The existential threat hanging above the Labor party's and Meretz's heads ahead of the coming elections is the direct result of the collapse of the diplomatic worldview Meretz instilled in the Labor party. Herein lies the solution: a deep shift in the entire diplomatic and settlement strategy of the Zionist Labor camp. The Labor party should expect to see its end if it doesn't come to its senses and see that it must radically change its diplomatic strategy. Some kind of peace with the Palestinians can – possibly – be reached if, and only if, we cut them off from their demographic rear in the east.
It would be wrong to see such a change as a change in the Labor movement's identity. It was only in the 1990s that the Labor party underwent a process of Meretzification that saw it adopt the positions that had until that point in time been characteristic only of the party's dovish minority. Up until 1977, a majority of the members of its senior leadership were policy hawks who implemented a settlement policy that would have seen the Golan Heights, the Jordan Valley, and the northern Dead Sea area as under Israeli sovereignty.
But they weren't determined. They didn't understand that Israel must establish cities in the Jordan Valley and not just a scattered bunch of moshavim and kibbutzim.
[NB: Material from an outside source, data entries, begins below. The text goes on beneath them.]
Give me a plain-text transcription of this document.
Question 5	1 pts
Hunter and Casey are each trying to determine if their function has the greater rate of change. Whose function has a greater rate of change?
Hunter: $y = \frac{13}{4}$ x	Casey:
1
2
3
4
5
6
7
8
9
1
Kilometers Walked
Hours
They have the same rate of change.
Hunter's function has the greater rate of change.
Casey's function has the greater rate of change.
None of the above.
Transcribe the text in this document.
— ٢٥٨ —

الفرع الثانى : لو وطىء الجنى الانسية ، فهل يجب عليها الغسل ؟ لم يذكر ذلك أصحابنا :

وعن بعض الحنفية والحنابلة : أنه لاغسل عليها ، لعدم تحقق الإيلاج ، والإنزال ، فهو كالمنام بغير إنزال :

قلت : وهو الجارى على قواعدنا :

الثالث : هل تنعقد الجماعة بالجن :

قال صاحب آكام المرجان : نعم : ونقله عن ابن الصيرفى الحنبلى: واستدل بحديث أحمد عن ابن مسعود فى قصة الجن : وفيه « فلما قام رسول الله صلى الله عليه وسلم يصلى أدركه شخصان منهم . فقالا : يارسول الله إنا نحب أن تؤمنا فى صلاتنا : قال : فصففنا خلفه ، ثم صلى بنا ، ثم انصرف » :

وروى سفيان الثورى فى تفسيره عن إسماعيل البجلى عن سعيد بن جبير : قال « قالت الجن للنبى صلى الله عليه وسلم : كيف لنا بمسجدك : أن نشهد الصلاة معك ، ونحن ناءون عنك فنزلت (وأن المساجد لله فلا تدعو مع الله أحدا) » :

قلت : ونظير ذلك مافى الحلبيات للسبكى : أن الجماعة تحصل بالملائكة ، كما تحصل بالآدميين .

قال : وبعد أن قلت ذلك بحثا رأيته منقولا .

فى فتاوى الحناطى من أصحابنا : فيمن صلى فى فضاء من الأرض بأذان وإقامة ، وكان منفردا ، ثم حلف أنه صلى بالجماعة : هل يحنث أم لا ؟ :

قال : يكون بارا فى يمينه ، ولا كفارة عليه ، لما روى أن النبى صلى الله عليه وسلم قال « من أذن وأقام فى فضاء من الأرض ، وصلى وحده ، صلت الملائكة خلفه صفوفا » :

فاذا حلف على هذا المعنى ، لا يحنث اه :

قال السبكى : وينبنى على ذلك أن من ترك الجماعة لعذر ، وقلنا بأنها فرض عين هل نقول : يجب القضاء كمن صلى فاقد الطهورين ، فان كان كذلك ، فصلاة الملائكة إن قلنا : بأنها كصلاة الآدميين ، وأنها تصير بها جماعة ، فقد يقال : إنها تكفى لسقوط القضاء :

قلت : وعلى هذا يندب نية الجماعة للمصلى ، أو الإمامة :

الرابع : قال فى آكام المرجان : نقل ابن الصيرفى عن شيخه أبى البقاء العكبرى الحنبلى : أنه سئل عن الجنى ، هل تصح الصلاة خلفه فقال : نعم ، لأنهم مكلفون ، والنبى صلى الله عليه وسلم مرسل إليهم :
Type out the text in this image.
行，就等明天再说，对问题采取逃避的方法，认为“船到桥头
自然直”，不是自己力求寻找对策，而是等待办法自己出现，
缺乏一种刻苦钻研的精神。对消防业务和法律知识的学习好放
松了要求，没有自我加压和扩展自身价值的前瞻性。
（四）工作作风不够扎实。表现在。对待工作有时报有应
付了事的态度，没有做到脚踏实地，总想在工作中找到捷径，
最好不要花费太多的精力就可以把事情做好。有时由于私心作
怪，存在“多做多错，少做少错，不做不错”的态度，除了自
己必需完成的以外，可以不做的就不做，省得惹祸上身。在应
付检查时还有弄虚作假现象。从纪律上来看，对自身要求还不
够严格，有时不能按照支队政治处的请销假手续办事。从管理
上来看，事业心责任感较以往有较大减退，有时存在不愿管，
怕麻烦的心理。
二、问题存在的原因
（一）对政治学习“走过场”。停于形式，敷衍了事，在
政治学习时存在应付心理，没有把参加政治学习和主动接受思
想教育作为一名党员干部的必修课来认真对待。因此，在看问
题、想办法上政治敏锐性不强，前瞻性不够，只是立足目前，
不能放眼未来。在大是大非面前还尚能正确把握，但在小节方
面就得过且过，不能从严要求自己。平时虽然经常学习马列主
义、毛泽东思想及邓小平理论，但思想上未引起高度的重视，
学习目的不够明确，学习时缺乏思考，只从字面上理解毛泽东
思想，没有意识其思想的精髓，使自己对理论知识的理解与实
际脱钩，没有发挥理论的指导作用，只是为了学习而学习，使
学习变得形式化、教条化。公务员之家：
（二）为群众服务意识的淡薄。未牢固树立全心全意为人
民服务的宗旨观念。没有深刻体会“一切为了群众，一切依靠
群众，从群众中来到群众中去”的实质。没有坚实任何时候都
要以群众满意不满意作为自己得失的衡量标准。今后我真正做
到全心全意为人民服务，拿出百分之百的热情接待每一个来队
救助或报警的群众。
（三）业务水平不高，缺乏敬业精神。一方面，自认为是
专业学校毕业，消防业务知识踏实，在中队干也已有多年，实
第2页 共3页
Urban settlement there was and remains a possibility because the Jordan Valley is an eastern frontier connected to the center of the country by relatively short roads. If the Labor movement's members want to reinvent themselves, they'll need to adopt a more updated and decisive version of the Allon Plan, alongside an effective social-democratic platform. They would be wise to admit their mistake, learn something from the public that abandoned them, and offer up a new diplomatic plan.